Erklärung nach §31 GO BT
zum Abstimmungsverhalten am 07. April 2022 zum Tagesordnungspunkt 6 zur Abstimmung über die Beschlussempfehlungen und des Berichts des Ausschusses für Gesundheit (14. Ausschuss) zu mehreren Vorlagen zum Thema Impfpflicht
Drucksachen 20/516, 20/680, 20/899, 20/954, 20/978, 20/…
Grundsätzlich gilt: Impfen ist für mich der beste Weg aus der Pandemie. Impfen schützt vor schweren Krankheitsverläufen und senkt das Risiko von Long-Covid. Eine möglichst hohe Impfquote ist deshalb unverzichtbar – insbesondere bei Menschen mit Umgang mit vulnerablen Personengruppen. Daher ist die einrichtungsbezogene Impfpflicht besonders wichtig und richtig. Sie muss konsequent durchgesetzt werden.
Ich hätte Ende letzten Jahres und zu Beginn dieses Jahres einer allgemeinen Impfpflicht zugestimmt, weil die damals vorherrschende Delta-Variante damit effektiv hätte bekämpft und das Infektionsgeschehen deutlich abgemildert werden können.
Die beiden jetzt dominanten Omikron-Varianten haben die Situation dagegen signifikant verändert: Omikron verursacht in der Regel einen milderen Krankheitsverlauf, die Hospitalisierungsrate ist im Vergleich zu Delta signifikant gesunken. Auch vollständig geimpfte und sogar geboosterte Menschen können sich mit Omikron infizieren und zur Weiterverbreitung des Virus beitragen. Insbesondere die Fremdschutzwirkung einer allgemeinen Impfpflicht unter Omikron ist daher deutlich reduziert und rechtfertigt für mich nicht die damit verbundenen erheblichen Grundrechtseingriffe, wie dies noch unter der Delta-Variante der Fall gewesen wäre.
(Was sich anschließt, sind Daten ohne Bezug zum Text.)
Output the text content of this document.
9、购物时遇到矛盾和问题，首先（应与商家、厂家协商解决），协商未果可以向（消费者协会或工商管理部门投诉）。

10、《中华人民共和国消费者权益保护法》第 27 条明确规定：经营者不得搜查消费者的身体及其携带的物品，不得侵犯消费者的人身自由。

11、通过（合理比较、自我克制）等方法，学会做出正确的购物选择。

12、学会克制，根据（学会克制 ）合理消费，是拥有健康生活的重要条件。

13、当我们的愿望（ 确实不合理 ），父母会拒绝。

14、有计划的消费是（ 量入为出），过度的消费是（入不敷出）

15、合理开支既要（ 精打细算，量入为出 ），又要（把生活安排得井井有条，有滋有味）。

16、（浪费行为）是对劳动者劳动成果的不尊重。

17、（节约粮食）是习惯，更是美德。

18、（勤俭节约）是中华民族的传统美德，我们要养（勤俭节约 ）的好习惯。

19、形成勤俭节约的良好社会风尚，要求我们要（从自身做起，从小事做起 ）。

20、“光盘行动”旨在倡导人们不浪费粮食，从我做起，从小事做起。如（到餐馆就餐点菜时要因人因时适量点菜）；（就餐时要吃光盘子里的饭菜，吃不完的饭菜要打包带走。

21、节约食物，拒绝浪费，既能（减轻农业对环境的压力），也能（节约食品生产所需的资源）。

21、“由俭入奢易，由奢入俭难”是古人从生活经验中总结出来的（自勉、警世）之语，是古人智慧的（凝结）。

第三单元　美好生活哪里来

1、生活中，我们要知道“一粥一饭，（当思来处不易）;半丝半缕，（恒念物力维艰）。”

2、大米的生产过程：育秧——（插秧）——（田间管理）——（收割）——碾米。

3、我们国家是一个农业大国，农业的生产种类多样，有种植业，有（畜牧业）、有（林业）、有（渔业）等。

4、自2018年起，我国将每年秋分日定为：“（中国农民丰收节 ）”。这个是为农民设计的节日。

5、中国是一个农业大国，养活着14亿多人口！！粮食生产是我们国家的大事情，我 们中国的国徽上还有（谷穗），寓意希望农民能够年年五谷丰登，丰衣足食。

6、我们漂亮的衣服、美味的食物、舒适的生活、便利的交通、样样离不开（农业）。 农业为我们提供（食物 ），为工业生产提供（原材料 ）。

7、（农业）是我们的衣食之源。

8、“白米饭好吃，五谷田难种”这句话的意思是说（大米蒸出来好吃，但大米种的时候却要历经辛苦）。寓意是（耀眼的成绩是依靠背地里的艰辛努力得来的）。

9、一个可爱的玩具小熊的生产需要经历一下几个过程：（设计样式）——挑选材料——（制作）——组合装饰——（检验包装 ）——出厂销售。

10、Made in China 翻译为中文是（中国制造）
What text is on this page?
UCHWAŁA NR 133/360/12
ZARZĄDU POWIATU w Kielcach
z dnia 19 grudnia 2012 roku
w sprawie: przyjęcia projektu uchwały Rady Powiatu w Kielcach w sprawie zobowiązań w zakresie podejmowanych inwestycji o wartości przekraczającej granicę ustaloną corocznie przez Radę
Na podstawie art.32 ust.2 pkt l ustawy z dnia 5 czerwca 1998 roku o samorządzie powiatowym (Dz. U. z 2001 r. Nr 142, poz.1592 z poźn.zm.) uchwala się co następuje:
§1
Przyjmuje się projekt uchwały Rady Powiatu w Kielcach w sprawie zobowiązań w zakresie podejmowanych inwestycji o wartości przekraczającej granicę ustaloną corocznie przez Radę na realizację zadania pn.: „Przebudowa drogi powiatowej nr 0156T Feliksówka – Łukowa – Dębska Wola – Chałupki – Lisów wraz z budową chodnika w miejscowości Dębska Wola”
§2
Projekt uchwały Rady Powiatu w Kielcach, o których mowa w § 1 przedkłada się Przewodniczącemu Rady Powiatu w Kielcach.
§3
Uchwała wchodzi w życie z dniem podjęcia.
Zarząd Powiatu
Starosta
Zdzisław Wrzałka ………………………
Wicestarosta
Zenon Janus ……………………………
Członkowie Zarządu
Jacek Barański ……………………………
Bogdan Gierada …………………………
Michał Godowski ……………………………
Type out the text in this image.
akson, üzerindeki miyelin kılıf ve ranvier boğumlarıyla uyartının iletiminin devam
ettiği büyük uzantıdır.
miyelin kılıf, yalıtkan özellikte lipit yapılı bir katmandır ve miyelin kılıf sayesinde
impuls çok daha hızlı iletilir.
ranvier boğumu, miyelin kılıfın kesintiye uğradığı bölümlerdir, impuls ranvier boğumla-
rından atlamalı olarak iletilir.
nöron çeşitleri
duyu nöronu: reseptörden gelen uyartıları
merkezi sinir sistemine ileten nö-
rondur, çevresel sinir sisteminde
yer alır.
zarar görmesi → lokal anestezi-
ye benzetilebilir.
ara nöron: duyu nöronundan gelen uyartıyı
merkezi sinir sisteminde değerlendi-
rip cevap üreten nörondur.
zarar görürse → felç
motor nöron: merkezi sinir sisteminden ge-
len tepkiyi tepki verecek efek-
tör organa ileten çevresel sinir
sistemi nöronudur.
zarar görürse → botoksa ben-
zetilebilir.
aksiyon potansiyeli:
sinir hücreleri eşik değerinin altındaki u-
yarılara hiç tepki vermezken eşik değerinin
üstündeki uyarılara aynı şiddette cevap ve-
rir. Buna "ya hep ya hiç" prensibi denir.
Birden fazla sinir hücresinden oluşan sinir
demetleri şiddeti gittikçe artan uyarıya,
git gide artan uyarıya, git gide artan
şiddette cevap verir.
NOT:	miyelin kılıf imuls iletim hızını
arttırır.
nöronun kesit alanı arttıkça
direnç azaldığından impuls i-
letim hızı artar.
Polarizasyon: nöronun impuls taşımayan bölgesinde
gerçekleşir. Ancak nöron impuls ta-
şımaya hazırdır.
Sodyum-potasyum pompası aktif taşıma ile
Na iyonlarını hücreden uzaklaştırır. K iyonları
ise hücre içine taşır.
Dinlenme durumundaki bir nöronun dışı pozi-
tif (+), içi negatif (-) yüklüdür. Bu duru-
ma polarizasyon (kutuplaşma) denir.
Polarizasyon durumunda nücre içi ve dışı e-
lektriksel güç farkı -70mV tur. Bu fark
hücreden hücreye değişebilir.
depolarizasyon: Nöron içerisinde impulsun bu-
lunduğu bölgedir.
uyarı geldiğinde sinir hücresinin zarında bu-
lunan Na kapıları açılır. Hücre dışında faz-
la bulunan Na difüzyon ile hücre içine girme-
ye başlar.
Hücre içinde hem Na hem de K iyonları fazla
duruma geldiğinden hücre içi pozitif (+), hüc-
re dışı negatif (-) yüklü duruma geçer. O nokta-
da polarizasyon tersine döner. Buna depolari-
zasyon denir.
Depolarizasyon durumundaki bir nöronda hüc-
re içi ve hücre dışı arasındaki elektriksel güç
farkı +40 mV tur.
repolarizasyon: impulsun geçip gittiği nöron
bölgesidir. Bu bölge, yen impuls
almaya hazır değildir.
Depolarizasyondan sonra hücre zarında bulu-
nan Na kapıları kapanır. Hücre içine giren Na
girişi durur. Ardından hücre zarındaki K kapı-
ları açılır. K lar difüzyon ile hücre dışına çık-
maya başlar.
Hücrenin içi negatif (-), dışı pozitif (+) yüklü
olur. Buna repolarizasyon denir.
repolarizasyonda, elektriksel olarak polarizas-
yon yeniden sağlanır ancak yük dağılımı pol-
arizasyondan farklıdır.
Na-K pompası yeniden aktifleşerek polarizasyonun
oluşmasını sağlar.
Zudem stehen der erhebliche finanzielle und organisatorische Aufwand für Umsetzung, Durchsetzung, Kontrolle und Sanktionierung einer allgemeinen Impflicht oder Beratungspflicht in keinem Verhältnis zur erwartbaren Schutzwirkung. Belastbare Prognosen über die weitere Entwicklung künftiger Virusvarianten und die Wirkung der vorhandenen Impfstoffe bei diesen Varianten sind derzeit nicht verlässlich. Ich werde der Einführung einer Impfpflicht für Personen ab 60 Jahren mit der Option zur Ausweitung auf 18- bis 59-Jährige im vorliegenden Gruppen-Gesetzentwurf daher nicht zustimmen. Auch eine „Impfpflicht auf Vorrat“, wie sie der Gesetzentwurf der CDU/CSU-Fraktion vorsieht, lehne ich ab.
Prinzipiell sind Infektionsgeschehen durch neue, hochansteckende Virusvarianten mit erneut schweren Krankheitsverläufen, hohen Hospitalisierungsraten und der damit verbundenen Gefährdung unseres Gesundheitssystems für die Zukunft aber nicht gänzlich auszuschließen, so dass die Einführung einer allgemeinen Impfpflicht – auch im Verhältnis zu den damit verbundenen Grundrechtseinschränkungen – vertretbar ist. Daher kann ich auch den Anträgen der Abgeordneten Wolfang Kubicki und anderen sowie dem Antrag der AfD-Fraktion, die beide eine allgemeine Impfpflicht gegen SARS-CoV-2 grundsätzlich ausschließen, nicht zustimmen.
Ich rufe alle noch nicht Geimpften auf, dies jetzt freiwillig nachzuholen und setze mich dafür ein, die bereits geltende Impfpflicht in Einrichtungen wie Krankenhäuser, Pflegeeinrichtungen und Einrichtungen für Behinderte konsequent umzusetzen. Die Aufklärung über die Vorteile einer Impfung sowie der Kampf gegen Falschinformationen und Fake-News von Impfgegnern sollte zeitnah durch eine deutlich aufgewertete und adressatengerecht ausgerichtete Impfkampagne verstärkt werden.